In the midst of escalating conflict and hostility in Israel and Palestine, what does faith have to say about upholding and advocating for human rights? What does action to honour and protect the human rights of all people within the Occupied Territories look like in practice? By opening up a dialogue between faiths, we’ll explore how faith can speak into the call for reconciliation, encounter and justice.

The Beckly Lecture 2023 will be delivered by Rabbi Nava Hefetz, Educational Direction of Rabbis for Human Rights. Running programmes dealing with Human Rights in Israel, the occupied territories and overseas, Rabbi Nava works with Israeli communities to expose them to the reality of the Occupation and examine its repercussions from a Jewish standpoint. This work has included developing an interdisciplinary programme teaching human rights from a Jewish and international perspective, as well as supervising Rabbis across Israel working on human rights issues.

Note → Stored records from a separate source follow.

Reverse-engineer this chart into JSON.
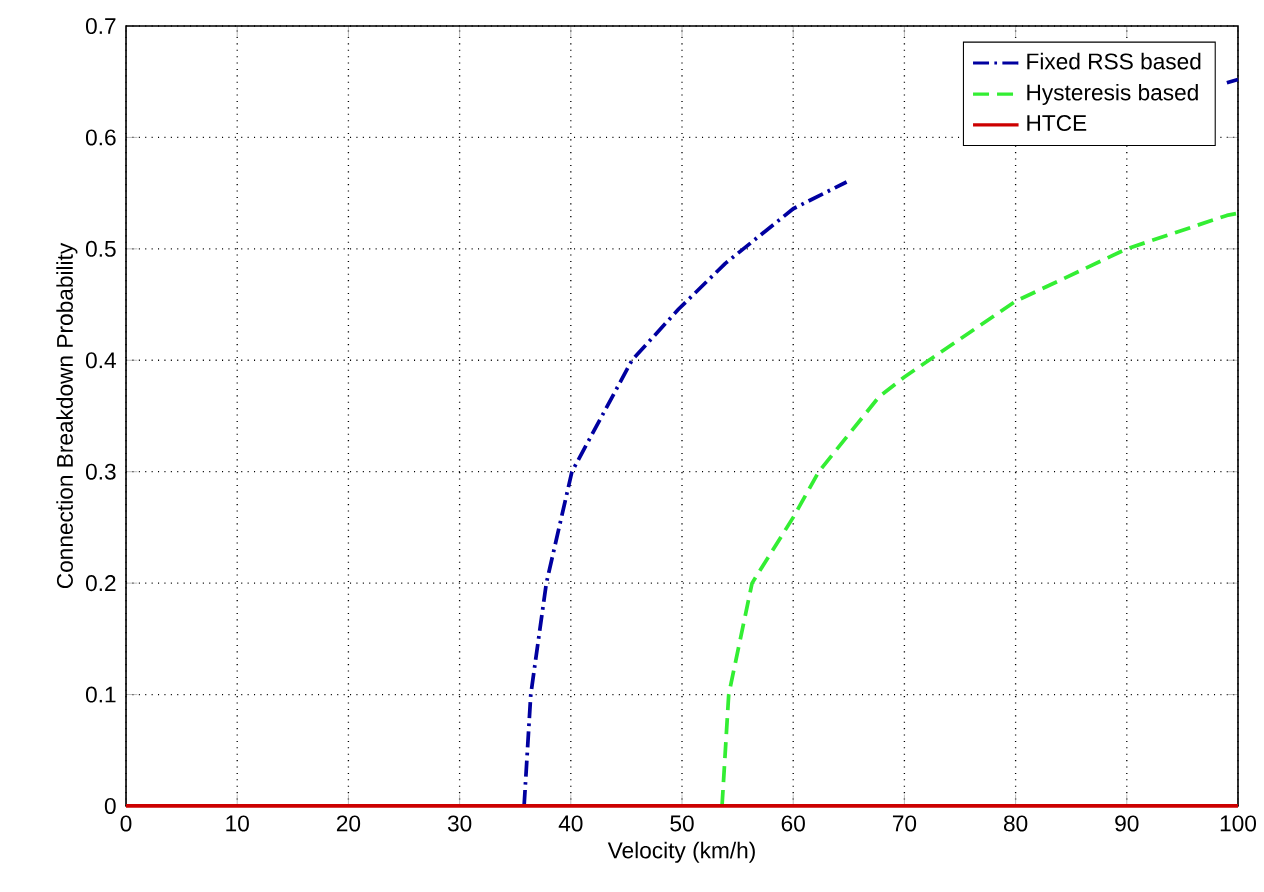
{
  "chart_data": {
    "type": "line",
    "xlabel": "Velocity (km/h)",
    "ylabel": "Connection Breakdown Probability",
    "xlim": [
      0,
      100
    ],
    "ylim": [
      0,
      0.7
    ],
    "xticks": [
      0,
      10,
      20,
      30,
      40,
      50,
      60,
      70,
      80,
      90,
      100
    ],
    "yticks": [
      0,
      0.1,
      0.2,
      0.3,
      0.4,
      0.5,
      0.6,
      0.7
    ],
    "grid": true,
    "legend": "top right",
    "series": [
      {
        "name": "Fixed RSS based",
        "color": "#0000a0",
        "line_style": "dashdot",
        "x": [
          35.8,
          36.4,
          37.8,
          40.1,
          45.5,
          49.7,
          53.9,
          60,
          64.8,
          null,
          99,
          100
        ],
        "values": [
          0,
          0.1,
          0.2,
          0.3,
          0.4,
          0.446,
          0.487,
          0.536,
          0.56,
          null,
          0.649,
          0.652
        ]
      },
      {
        "name": "Hysteresis based",
        "color": "#33ee33",
        "line_style": "dashed",
        "x": [
          53.6,
          54.2,
          56.3,
          60,
          62.3,
          67.7,
          70,
          80,
          90,
          99,
          100
        ],
        "values": [
          0,
          0.1,
          0.2,
          0.259,
          0.3,
          0.367,
          0.385,
          0.453,
          0.5,
          0.53,
          0.532
        ]
      },
      {
        "name": "HTCE",
        "color": "#cc0000",
        "line_style": "solid",
        "x": [
          0,
          100
        ],
        "values": [
          0,
          0
        ]
      }
    ]
  }
}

Rabbis for Human Rights currently runs programs supporting Palestinian farmers in the West Bank, fighting poverty and food insecurity and providing legal protection to vulnerable Palestinians in the occupied territories, as well as harnessing the teachings of the Abrahamic faiths as a means of reconciliation and understanding. 

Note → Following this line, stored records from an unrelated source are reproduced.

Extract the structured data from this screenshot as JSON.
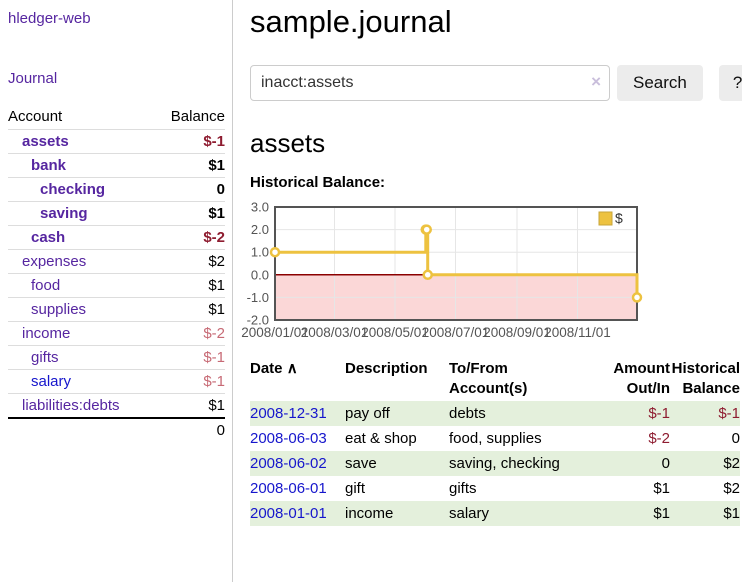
{
  "icons": {
    "sort_up": "∧",
    "clear": "×",
    "legend_swatch": "gold-square"
  },
  "colors": {
    "link_purple": "#5626a0",
    "link_blue": "#1616cc",
    "negative_strong": "#8e1c30",
    "negative_muted": "#c76a75",
    "row_green": "#e4f0dc",
    "series_gold": "#edc240"
  },
  "sidebar": {
    "app_title": "hledger-web",
    "journal_label": "Journal",
    "accounts_table": {
      "headers": [
        "Account",
        "Balance"
      ],
      "rows": [
        {
          "name": "assets",
          "depth": 1,
          "balance": "$-1",
          "bold": true,
          "neg": "strong"
        },
        {
          "name": "bank",
          "depth": 2,
          "balance": "$1",
          "bold": true
        },
        {
          "name": "checking",
          "depth": 3,
          "balance": "0",
          "bold": true
        },
        {
          "name": "saving",
          "depth": 3,
          "balance": "$1",
          "bold": true
        },
        {
          "name": "cash",
          "depth": 2,
          "balance": "$-2",
          "bold": true,
          "neg": "strong"
        },
        {
          "name": "expenses",
          "depth": 1,
          "balance": "$2"
        },
        {
          "name": "food",
          "depth": 2,
          "balance": "$1"
        },
        {
          "name": "supplies",
          "depth": 2,
          "balance": "$1"
        },
        {
          "name": "income",
          "depth": 1,
          "balance": "$-2",
          "neg": "muted"
        },
        {
          "name": "gifts",
          "depth": 2,
          "balance": "$-1",
          "neg": "muted"
        },
        {
          "name": "salary",
          "depth": 2,
          "balance": "$-1",
          "neg": "muted",
          "link": "blue"
        },
        {
          "name": "liabilities:debts",
          "depth": 1,
          "balance": "$1"
        }
      ],
      "total": "0"
    }
  },
  "header": {
    "title": "sample.journal"
  },
  "search": {
    "value": "inacct:assets",
    "button_label": "Search",
    "help_label": "?"
  },
  "account_page": {
    "heading": "assets",
    "chart_label": "Historical Balance:"
  },
  "chart_data": {
    "type": "line",
    "title": "Historical Balance:",
    "legend": [
      {
        "label": "$",
        "color": "#edc240"
      }
    ],
    "legend_position": "top-right",
    "series": [
      {
        "name": "$",
        "step": true,
        "color": "#edc240",
        "marker_fill": "#ffffff",
        "points": [
          {
            "date": "2008-01-01",
            "value": 1
          },
          {
            "date": "2008-06-01",
            "value": 2
          },
          {
            "date": "2008-06-02",
            "value": 2
          },
          {
            "date": "2008-06-03",
            "value": 0
          },
          {
            "date": "2008-12-31",
            "value": -1
          }
        ]
      }
    ],
    "x_start": "2008-01-01",
    "x_end": "2008-12-31",
    "xticks": [
      {
        "date": "2008-01-01",
        "label": "2008/01/01"
      },
      {
        "date": "2008-03-01",
        "label": "2008/03/01"
      },
      {
        "date": "2008-05-01",
        "label": "2008/05/01"
      },
      {
        "date": "2008-07-01",
        "label": "2008/07/01"
      },
      {
        "date": "2008-09-01",
        "label": "2008/09/01"
      },
      {
        "date": "2008-11-01",
        "label": "2008/11/01"
      }
    ],
    "yticks": [
      3.0,
      2.0,
      1.0,
      0.0,
      -1.0,
      -2.0
    ],
    "ylim": [
      -2,
      3
    ],
    "grid": true,
    "grid_color": "#e6e6e6",
    "border_color": "#545454",
    "tick_label_color": "#545454",
    "negative_region_fill": "#fbd7d7",
    "zero_line_color": "#8b0000"
  },
  "register": {
    "headers": {
      "date": {
        "line1": "Date"
      },
      "description": {
        "line1": "Description"
      },
      "accounts": {
        "line1": "To/From",
        "line2": "Account(s)"
      },
      "amount": {
        "line1": "Amount",
        "line2": "Out/In"
      },
      "balance": {
        "line1": "Historical",
        "line2": "Balance"
      }
    },
    "rows": [
      {
        "date": "2008-12-31",
        "description": "pay off",
        "accounts": "debts",
        "amount": "$-1",
        "balance": "$-1",
        "amount_negative": true,
        "balance_negative": true,
        "shade": true
      },
      {
        "date": "2008-06-03",
        "description": "eat & shop",
        "accounts": "food, supplies",
        "amount": "$-2",
        "balance": "0",
        "amount_negative": true,
        "balance_negative": false,
        "shade": false
      },
      {
        "date": "2008-06-02",
        "description": "save",
        "accounts": "saving, checking",
        "amount": "0",
        "balance": "$2",
        "amount_negative": false,
        "balance_negative": false,
        "shade": true
      },
      {
        "date": "2008-06-01",
        "description": "gift",
        "accounts": "gifts",
        "amount": "$1",
        "balance": "$2",
        "amount_negative": false,
        "balance_negative": false,
        "shade": false
      },
      {
        "date": "2008-01-01",
        "description": "income",
        "accounts": "salary",
        "amount": "$1",
        "balance": "$1",
        "amount_negative": false,
        "balance_negative": false,
        "shade": true
      }
    ]
  }
}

In 2012, Rabbi Nava launched the initiative Miklat Israel (Israel’ Shelter), which aims to hide and protect African asylum seekers from Eritrea and Sudan in Israeli families. Her past work has included curating exhibitions for the Diaspora Museum, working within the Israeli education system and working as a Rabbi in Johannesburg, Pretoria and China.

Rabbi Nava will speak for around 45 minutes, followed by a chance for conversation and Q&A. The lecture will be livestreamed online as well as delivered live from the Warwick Suite at the Birmingham Hilton Metropole Hotel.

The Beckly Social Services Lecture takes place every year, as one of the fringe events at the Methodist Conference.

John Henry Beckly, a lay Wesleyan Methodist, founded the trust which is responsible for the lectures in 1926.

According to the original charter of the Beckly Trust, ‘the function of the Lectureship shall be to set forth the social implications of Christianity and to further the development of a Christian sociology and the expressions of the Christian attitude in reference to social, industrial, economic and international subjects.’